Hop on the nostalgia train as we travel back to the year 2003. Back when I was a 14 year old teenager. It was a time before social media. Before smartphones. Before blaming immigrants for all our problems was cool.
2003 was the season of SARS. Remember SARS? It was the old Ebola.
I was a sophomore attending a private international school in Taipei. The school had been built in 1949 for families of American GIs stationed at the nearby Shulinkou Air Base. After the U.S. withdrawal, it became an expensive prep school for kids of the wealthy and connected. My family was neither - but that’s a story for another time.
Back to SARS: it’s hard to remember the general sense of panic and paranoia that was in the air. Especially in Asia - where the disease originated. And because the virus spread through the respiratory system, every cough was met with narrowed eyes. People travelled everywhere wearing surgical masks. Bottles of sanitizer flew off the shelves by the half gallon.

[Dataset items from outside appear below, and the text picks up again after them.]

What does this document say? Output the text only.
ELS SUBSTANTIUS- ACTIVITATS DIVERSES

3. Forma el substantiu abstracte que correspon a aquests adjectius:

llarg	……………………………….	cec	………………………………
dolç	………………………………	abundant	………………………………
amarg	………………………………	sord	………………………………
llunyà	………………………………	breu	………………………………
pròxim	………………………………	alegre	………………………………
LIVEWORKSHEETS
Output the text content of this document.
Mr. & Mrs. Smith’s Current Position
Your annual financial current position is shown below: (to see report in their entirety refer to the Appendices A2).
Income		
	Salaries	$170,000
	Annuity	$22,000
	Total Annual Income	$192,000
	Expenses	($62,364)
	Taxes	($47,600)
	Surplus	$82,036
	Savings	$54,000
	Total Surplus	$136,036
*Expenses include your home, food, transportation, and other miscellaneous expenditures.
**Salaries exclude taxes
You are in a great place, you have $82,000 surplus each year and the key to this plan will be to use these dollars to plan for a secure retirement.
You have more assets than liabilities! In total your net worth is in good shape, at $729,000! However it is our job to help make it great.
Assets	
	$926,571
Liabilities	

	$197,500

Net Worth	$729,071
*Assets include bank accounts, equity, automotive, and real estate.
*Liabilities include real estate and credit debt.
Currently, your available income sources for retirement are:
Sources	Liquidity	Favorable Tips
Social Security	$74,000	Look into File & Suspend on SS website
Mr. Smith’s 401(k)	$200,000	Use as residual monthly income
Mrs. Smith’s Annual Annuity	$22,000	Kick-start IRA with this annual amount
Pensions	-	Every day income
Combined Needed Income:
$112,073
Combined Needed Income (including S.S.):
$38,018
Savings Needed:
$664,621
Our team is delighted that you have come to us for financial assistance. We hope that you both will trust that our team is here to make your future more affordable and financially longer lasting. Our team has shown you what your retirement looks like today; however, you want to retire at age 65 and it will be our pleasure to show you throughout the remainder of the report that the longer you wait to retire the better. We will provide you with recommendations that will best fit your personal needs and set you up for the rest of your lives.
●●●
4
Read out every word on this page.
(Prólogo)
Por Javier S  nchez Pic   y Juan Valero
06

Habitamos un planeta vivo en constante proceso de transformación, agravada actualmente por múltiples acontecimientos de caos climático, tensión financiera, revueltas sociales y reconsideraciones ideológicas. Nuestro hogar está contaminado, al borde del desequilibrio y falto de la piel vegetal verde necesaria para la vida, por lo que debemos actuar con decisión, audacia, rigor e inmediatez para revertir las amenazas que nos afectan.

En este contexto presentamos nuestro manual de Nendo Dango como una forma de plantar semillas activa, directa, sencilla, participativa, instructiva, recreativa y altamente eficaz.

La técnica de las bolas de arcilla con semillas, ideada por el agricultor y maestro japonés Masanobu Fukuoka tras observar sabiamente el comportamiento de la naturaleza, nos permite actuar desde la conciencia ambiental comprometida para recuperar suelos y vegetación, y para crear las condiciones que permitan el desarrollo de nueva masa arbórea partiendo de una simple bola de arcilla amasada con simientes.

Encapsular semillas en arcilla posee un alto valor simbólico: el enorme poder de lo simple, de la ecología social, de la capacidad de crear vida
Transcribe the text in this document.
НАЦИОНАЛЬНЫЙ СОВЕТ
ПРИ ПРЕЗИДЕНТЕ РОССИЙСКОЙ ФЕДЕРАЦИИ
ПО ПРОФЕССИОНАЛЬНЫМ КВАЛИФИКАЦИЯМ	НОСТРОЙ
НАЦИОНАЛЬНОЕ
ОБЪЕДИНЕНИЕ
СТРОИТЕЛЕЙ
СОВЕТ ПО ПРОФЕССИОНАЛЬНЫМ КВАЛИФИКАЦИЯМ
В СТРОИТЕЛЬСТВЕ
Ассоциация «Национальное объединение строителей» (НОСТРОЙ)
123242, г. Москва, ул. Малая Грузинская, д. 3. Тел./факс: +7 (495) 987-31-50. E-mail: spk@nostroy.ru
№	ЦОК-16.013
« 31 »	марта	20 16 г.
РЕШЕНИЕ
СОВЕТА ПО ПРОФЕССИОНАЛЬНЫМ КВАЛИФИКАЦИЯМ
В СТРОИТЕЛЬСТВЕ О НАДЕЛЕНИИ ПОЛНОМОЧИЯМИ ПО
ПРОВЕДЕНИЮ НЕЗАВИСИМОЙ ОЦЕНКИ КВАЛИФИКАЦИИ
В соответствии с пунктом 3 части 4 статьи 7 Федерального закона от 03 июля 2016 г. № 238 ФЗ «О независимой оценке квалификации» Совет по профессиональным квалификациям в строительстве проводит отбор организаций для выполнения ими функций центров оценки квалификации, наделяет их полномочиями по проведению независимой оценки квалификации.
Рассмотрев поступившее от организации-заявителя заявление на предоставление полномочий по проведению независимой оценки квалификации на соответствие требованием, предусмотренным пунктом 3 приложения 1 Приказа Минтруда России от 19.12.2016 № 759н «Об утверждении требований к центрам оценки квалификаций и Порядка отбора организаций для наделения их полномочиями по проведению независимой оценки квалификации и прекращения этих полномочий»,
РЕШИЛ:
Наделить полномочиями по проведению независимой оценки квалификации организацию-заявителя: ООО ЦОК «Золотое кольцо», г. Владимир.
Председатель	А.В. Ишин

SARS had a major impact on my life. In some ways, you could say that the end of the world has helped shape the way I make sense of things in 2017.
It began in April, when a classmate of mine contracted SARS. We were in the same physics lab together. He was a decent guy, and though we hardly ever spoke, he definitely didn’t deserve to contract SARS (spoiler alert: he survived).
Two things happened after the government quarantined my classmate:
- My school was shut down immediately for the year and our summer vacation officially began in April.
- I was given a “Pass” grade on the slow moving trainwreck that was my physics project.
However, my relief turn out to be short-lived. Two extra months of summer sounds awesome in theory - until you realize that you’ll be spending those months cooped up at home reading War and Peace and watching the world crumble around you on daytime television. Every channel kept replaying the same footage of my classmate being wheeled into the hospital.
The fear was palpable. It was everywhere - and we couldn’t turn away.
By July, SARS had been contained, taking the lives of 775 people around the globe.
The first day I set foot outside without a mask, I remember feeling shocked at how quickly everything went back to normal. All the fear and paranoia of the past eight months vanished like a bad dream.
The fever broke and life went on.
Which is to say that everything has its season, and every season comes to an end.